The latest chapter in the one of the most famous chocolate wars between Nestlé and Mondelez over the registrability of the KitKat four finger shape as a trade mark has come to a close. On 25 July, the Court of Justice of the European Union (CJEU) issued its hotly anticipated ruling. Mondelez (parent company of rival Cadbury) challenged the EUIPO's decision to grant protection for the four-finger biscuit shape in the first place. The CJEU has now ruled that Nestlé has not sufficiently shown acquired distinctiveness across all 28 EU Member States and so protection should never have been granted.

This case joins a line of cases which illustrate the difficulties in registering confectionery shapes as trade marks, Lindt's gold bunnies being another example.

Meanwhile, Mondelez has announced that, after facing public outrage, its Toblerone bars will revert to their original shape, which is registered as a trade mark. Victory must be sweet, but Nestlé just cannot seem to catch a break!

Cool trade marks

This summery weather has made even the GC think about ice cream. Turkish confectioner Şölen launched a second appeal following dismissal of its opposition against an application for BOBO CORNET figurative mark featuring a rabbit holding a chocolate ice cream (right, top image). Şölen maintained the application was confusingly similar to its earlier registration OZMO CORNET for identical goods chocolate, cakes and chocolate creams (right, bottom image). The GC concluded that, in spite of the common word "CORNET", there was no likelihood of confusion as the rabbit and BOBO elements created a sufficiently different impression. Given the clear descriptive meaning of "cornet", this is an unsurprising, and sensible decision.

Cookie-shaped cushions

Meanwhile in Italy... the Milan Court found infringement of confectioner Barilla's IP when textile manufacturer Italy Fashion s.r.l started selling cushions shaped like some of its best-selling breakfast biscuits.
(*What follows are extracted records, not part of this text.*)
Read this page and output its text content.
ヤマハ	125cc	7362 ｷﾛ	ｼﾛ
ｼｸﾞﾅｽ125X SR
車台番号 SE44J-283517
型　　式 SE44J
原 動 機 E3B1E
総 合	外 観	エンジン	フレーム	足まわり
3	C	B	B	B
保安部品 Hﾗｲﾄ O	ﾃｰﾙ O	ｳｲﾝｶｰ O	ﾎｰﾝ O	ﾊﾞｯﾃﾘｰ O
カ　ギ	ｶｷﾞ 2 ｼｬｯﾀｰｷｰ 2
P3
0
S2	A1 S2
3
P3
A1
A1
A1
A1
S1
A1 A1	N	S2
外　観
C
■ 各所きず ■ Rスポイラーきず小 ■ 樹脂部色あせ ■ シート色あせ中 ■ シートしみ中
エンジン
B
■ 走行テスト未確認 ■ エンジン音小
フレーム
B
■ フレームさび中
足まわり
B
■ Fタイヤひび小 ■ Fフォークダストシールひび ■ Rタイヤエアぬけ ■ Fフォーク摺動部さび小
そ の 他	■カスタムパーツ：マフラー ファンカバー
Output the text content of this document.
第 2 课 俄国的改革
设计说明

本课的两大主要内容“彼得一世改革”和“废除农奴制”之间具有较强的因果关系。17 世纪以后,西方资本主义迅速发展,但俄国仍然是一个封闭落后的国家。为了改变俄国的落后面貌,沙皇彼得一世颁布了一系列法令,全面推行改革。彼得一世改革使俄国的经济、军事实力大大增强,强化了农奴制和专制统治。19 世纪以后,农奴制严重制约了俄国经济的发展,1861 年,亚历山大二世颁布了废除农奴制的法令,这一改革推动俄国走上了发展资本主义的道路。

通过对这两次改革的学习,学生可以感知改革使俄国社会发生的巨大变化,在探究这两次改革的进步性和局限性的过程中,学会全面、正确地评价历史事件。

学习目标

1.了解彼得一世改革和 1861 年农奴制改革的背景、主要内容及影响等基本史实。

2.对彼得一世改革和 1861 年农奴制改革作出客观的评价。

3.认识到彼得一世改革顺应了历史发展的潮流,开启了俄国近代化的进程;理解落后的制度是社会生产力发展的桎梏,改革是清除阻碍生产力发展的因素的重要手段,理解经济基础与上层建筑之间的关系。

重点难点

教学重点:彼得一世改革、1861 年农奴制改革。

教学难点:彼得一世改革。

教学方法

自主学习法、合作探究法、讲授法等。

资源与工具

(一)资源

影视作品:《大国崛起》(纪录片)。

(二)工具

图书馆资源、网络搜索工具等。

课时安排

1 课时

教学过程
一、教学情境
The defendant argued that Barilla had no protection in place for textiles and that the biscuits themselves were common in the marketplace and only the packaging and overall getup linked the products to Barilla in the mind of the consumer. Nevertheless, the Milan Court concluded that Italy Fashion's activities were "parasitical" and affected the origin function of Barilla's rights. Hence it found in favour of Barilla and held Italy Fashion had infringed Barilla's rights in the biscuit range.

And that is just the way the cookie crumbles.